ソヴィエト連邦崩壊から25年たった今でも、ジョージア国民の大勢が資本主義になじめないでいる。ジョージアの首都トビリシの外れに建つ打ち捨てられたソヴィエト軍病院には、仕事もなく、住宅賃貸もできない150家族が暮らしている。90年代前半のアブハジア戦争難民たちは、過去20年、7階建の廃病院をシェルターとして利用してきた。行政当局は廃病院に全く関心を示さないが、唯一、当局が関心を示すのは、住人たちが即席で工事した剥き出しのワイヤーとパイプを通して不正使用する、電気と水道を停止するタイミングだ。現代ジョージア社会は、街じゅうに散在するソヴィエト時代の建造物を意図的に、眼前で崩壊するままに放置し、過去を忘れようとしている。写真家のジェイコブ・ボーデンは、ジョージアの衰退と退廃をドキュメントした。

.二児の母、ラ・オチアンリ. 旦那がロシアで求職するあいだ、彼女は子供たちと3人で過ごす

コンクリートの部屋で眠るニコロス・ベリアシュリ(2). 母、父、姉妹と部屋を共有している

マリア・ダイキリ(45)は、空きスペースを、自身が子供たちと暮らすための部屋にするために準備している。1992-93年のアブハジア戦争で移住を余儀なくされて以来、この建物で生活している.

孤独な雑魚が身を隠す巻貝の殻.

住人の大勢は, ソヴィエト崩壊後の市場経済から疎外されている、と感じている. 年配の住人は, 今はなくなってしまった保障と安定について, 郷愁を混じりに語る.
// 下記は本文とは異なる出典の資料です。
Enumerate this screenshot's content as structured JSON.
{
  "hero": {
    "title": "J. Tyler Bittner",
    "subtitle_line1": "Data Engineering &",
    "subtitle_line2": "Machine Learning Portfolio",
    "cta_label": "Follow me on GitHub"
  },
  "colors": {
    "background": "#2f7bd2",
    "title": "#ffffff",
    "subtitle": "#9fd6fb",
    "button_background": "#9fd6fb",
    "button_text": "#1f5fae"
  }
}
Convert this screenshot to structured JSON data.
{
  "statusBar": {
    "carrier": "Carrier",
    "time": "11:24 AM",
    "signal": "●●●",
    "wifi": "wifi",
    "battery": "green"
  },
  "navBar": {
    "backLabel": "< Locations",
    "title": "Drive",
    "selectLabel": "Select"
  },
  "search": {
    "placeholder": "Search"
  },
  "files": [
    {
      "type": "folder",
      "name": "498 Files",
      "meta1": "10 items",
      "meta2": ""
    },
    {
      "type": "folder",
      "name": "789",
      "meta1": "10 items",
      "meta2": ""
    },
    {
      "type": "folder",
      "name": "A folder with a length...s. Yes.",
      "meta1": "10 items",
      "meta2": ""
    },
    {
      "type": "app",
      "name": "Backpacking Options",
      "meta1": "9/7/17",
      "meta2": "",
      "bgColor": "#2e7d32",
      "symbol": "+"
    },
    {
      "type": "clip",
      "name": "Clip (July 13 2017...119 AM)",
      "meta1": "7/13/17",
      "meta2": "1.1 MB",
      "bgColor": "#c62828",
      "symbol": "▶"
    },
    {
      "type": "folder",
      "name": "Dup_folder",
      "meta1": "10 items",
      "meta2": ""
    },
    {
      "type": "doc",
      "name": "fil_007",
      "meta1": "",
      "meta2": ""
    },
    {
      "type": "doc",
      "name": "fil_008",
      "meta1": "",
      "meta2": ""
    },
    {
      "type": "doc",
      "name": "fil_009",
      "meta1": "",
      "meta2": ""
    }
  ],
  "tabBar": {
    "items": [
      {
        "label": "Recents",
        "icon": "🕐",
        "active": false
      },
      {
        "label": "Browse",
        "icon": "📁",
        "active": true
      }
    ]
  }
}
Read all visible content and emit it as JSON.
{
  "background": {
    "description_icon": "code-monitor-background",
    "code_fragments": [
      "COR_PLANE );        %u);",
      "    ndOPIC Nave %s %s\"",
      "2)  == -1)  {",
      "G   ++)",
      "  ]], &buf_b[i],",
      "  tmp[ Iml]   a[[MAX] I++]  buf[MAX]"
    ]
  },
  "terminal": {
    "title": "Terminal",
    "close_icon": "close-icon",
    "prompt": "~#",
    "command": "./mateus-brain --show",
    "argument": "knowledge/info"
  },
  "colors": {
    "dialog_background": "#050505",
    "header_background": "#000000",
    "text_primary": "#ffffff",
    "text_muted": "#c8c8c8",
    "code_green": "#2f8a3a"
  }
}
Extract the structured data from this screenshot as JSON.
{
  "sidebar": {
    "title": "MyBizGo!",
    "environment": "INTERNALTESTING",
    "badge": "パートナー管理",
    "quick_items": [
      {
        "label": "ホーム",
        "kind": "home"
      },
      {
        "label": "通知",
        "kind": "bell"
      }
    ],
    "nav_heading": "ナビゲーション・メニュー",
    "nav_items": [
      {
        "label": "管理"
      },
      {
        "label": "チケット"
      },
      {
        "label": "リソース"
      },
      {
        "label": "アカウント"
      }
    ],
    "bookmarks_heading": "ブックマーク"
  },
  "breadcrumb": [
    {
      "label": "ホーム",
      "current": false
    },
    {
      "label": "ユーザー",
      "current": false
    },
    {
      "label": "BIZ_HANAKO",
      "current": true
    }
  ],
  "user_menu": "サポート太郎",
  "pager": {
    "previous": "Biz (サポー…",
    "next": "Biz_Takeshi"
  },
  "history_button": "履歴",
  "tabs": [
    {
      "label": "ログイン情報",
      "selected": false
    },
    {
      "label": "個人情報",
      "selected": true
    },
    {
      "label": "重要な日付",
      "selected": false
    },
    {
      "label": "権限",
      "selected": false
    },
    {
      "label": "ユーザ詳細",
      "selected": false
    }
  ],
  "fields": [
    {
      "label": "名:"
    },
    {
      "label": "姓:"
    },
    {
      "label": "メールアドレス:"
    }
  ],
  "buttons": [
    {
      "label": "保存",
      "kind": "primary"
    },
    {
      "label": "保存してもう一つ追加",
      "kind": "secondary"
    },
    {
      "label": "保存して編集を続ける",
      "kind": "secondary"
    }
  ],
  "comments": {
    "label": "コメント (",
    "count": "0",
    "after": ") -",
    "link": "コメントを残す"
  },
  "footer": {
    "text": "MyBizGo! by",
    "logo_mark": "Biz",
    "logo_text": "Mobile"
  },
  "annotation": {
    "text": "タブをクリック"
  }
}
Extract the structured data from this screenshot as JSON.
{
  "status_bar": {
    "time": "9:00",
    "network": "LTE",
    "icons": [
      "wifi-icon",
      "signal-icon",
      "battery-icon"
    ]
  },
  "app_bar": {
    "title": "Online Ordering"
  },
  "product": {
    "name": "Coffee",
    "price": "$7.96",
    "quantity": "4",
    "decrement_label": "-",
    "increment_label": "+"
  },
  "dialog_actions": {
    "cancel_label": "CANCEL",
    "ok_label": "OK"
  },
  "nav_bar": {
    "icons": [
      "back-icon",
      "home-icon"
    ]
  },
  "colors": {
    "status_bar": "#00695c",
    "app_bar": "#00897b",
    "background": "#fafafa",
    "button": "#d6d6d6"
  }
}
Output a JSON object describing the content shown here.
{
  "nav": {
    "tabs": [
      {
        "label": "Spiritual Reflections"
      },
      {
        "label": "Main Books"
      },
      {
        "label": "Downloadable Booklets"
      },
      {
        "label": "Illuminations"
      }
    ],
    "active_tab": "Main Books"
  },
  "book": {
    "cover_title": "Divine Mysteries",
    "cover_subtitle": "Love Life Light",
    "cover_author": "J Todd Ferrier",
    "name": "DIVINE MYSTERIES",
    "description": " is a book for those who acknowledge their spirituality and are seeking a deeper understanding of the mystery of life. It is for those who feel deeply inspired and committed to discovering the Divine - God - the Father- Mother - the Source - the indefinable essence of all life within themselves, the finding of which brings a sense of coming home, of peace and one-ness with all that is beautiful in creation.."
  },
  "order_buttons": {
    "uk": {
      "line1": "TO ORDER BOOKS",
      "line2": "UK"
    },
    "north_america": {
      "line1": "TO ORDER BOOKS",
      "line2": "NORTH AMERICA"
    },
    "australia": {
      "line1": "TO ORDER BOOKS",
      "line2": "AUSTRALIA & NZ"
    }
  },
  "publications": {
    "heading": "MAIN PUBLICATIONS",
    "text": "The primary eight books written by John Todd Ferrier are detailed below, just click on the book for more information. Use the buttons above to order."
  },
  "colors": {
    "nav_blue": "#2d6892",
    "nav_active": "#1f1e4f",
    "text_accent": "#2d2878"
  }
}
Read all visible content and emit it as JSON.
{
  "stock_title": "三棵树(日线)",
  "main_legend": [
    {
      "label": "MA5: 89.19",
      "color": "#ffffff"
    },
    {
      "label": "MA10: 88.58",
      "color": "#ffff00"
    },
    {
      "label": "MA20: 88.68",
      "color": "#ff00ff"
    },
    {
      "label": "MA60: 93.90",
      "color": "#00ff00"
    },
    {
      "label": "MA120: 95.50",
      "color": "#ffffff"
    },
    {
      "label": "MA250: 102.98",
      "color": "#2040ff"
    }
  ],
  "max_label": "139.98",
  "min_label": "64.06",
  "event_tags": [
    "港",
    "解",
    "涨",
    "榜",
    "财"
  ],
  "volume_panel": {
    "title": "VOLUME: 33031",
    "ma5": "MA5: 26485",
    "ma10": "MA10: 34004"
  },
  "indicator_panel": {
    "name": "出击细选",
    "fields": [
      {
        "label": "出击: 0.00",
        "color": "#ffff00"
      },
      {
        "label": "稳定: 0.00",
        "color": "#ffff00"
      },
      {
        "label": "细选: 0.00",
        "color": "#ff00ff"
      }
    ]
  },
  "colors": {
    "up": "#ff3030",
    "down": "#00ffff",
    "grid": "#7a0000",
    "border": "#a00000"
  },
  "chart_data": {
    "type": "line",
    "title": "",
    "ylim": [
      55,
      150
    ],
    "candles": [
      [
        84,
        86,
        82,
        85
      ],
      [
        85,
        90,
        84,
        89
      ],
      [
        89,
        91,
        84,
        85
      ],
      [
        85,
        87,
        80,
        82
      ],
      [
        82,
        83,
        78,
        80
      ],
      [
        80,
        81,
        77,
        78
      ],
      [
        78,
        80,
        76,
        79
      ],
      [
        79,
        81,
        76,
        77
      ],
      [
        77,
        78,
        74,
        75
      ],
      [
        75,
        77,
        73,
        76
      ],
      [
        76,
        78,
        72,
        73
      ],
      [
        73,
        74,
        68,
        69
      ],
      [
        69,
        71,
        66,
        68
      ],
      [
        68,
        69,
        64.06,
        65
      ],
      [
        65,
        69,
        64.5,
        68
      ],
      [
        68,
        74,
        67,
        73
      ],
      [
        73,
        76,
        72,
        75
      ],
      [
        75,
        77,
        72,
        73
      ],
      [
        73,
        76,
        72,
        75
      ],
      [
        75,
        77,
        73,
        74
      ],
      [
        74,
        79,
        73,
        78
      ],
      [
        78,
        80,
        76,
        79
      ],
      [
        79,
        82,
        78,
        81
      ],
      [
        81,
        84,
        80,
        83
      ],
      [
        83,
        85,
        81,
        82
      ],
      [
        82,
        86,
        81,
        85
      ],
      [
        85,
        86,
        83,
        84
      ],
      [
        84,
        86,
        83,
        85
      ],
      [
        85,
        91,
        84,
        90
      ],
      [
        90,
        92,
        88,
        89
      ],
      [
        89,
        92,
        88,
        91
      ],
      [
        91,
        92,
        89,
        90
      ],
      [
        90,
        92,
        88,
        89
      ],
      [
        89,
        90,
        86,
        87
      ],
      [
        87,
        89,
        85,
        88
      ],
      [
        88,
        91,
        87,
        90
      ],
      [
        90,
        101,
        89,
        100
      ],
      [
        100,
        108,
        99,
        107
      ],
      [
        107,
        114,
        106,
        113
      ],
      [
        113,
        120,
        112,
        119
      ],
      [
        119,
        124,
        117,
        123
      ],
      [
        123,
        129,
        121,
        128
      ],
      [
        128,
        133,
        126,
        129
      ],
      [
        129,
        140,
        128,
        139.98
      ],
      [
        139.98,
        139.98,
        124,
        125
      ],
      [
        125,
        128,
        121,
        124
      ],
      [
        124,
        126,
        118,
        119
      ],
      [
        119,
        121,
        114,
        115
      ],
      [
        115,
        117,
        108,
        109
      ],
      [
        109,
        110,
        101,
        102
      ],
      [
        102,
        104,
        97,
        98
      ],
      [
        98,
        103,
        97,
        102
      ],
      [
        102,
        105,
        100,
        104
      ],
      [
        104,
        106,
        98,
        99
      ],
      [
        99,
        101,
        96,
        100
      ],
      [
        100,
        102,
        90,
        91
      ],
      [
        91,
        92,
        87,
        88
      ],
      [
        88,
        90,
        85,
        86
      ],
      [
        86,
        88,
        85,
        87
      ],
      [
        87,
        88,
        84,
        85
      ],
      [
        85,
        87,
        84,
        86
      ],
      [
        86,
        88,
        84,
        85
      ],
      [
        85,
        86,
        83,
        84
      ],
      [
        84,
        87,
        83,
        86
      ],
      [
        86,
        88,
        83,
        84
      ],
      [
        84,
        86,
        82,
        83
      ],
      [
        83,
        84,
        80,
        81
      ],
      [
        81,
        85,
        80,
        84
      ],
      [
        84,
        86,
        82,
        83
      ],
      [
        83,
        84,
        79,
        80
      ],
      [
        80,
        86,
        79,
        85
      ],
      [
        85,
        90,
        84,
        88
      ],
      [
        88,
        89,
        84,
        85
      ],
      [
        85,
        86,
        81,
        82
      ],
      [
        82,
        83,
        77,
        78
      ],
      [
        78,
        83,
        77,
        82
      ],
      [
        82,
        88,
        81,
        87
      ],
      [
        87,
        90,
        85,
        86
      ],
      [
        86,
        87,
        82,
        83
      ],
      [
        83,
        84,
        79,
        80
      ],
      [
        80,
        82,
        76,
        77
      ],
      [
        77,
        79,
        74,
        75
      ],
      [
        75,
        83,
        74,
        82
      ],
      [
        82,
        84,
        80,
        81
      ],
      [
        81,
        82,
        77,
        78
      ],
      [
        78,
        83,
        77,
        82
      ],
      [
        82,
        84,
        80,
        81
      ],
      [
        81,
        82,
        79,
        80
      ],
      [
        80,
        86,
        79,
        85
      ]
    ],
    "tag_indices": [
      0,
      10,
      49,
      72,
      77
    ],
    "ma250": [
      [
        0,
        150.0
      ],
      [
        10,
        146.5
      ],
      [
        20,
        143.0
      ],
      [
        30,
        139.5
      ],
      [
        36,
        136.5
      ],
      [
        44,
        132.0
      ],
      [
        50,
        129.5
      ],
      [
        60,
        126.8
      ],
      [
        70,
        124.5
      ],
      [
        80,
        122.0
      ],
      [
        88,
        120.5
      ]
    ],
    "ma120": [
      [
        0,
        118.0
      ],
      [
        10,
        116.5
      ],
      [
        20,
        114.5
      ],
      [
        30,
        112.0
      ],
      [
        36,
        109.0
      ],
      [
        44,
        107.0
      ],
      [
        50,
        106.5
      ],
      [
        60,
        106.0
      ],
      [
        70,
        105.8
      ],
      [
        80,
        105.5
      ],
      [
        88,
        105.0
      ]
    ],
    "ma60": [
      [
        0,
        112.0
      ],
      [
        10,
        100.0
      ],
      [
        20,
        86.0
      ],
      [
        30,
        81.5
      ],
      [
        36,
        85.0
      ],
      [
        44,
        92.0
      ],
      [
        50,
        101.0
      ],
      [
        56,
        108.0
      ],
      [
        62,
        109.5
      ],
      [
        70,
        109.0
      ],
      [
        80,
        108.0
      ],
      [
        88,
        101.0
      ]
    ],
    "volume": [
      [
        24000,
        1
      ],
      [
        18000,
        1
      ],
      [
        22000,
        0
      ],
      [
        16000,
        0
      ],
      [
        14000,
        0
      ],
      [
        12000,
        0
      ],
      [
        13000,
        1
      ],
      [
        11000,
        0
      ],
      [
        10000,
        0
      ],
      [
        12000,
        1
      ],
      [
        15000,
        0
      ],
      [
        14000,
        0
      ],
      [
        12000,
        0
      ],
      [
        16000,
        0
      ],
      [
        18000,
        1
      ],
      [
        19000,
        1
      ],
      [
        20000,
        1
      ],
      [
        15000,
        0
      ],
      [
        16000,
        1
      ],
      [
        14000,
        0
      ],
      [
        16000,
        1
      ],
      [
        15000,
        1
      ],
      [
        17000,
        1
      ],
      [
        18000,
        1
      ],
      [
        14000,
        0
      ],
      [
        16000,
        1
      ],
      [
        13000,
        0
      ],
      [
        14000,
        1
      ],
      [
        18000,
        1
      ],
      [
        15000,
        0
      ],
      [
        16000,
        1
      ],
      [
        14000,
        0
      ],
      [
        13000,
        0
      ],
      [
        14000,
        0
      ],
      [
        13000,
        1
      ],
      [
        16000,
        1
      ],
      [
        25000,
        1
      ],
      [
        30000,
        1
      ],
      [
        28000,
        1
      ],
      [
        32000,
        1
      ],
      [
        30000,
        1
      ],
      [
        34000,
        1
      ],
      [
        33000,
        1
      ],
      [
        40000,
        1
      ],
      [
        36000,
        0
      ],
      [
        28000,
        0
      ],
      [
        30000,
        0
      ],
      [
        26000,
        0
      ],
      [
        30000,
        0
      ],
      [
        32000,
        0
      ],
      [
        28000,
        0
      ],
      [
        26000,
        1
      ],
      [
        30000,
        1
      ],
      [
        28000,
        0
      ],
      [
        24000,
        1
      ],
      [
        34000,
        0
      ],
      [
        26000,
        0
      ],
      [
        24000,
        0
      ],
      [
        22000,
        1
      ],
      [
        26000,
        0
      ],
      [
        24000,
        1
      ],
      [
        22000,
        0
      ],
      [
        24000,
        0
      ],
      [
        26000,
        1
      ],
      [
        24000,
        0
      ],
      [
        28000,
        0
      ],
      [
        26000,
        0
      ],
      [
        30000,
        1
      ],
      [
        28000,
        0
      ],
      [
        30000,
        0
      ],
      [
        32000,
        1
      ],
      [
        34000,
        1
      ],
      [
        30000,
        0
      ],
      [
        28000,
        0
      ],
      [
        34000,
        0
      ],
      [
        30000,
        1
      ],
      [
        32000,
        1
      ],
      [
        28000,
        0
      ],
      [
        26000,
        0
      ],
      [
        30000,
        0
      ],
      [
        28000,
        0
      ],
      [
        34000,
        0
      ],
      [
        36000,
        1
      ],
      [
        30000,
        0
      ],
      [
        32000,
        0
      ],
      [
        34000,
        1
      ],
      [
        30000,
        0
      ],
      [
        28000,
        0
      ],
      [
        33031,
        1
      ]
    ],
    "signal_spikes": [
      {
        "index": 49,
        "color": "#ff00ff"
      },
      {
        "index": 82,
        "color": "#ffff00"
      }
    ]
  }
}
部屋で鎖につながれたペットの犬. 住人は、床材と壁紙をあさり、コンクリート剥き出しだった床と壁を改装して住環境を整えた.

「私たちはここで生活しているんじゃない, 生き延びているんだ」とレイラ・クゥアチバイは嘆く.

生活保護は月額45~60ラリ(約2,000〜2,600円). 家賃支払いか、食費のために溜め込むかのどちらかしか使い途はない.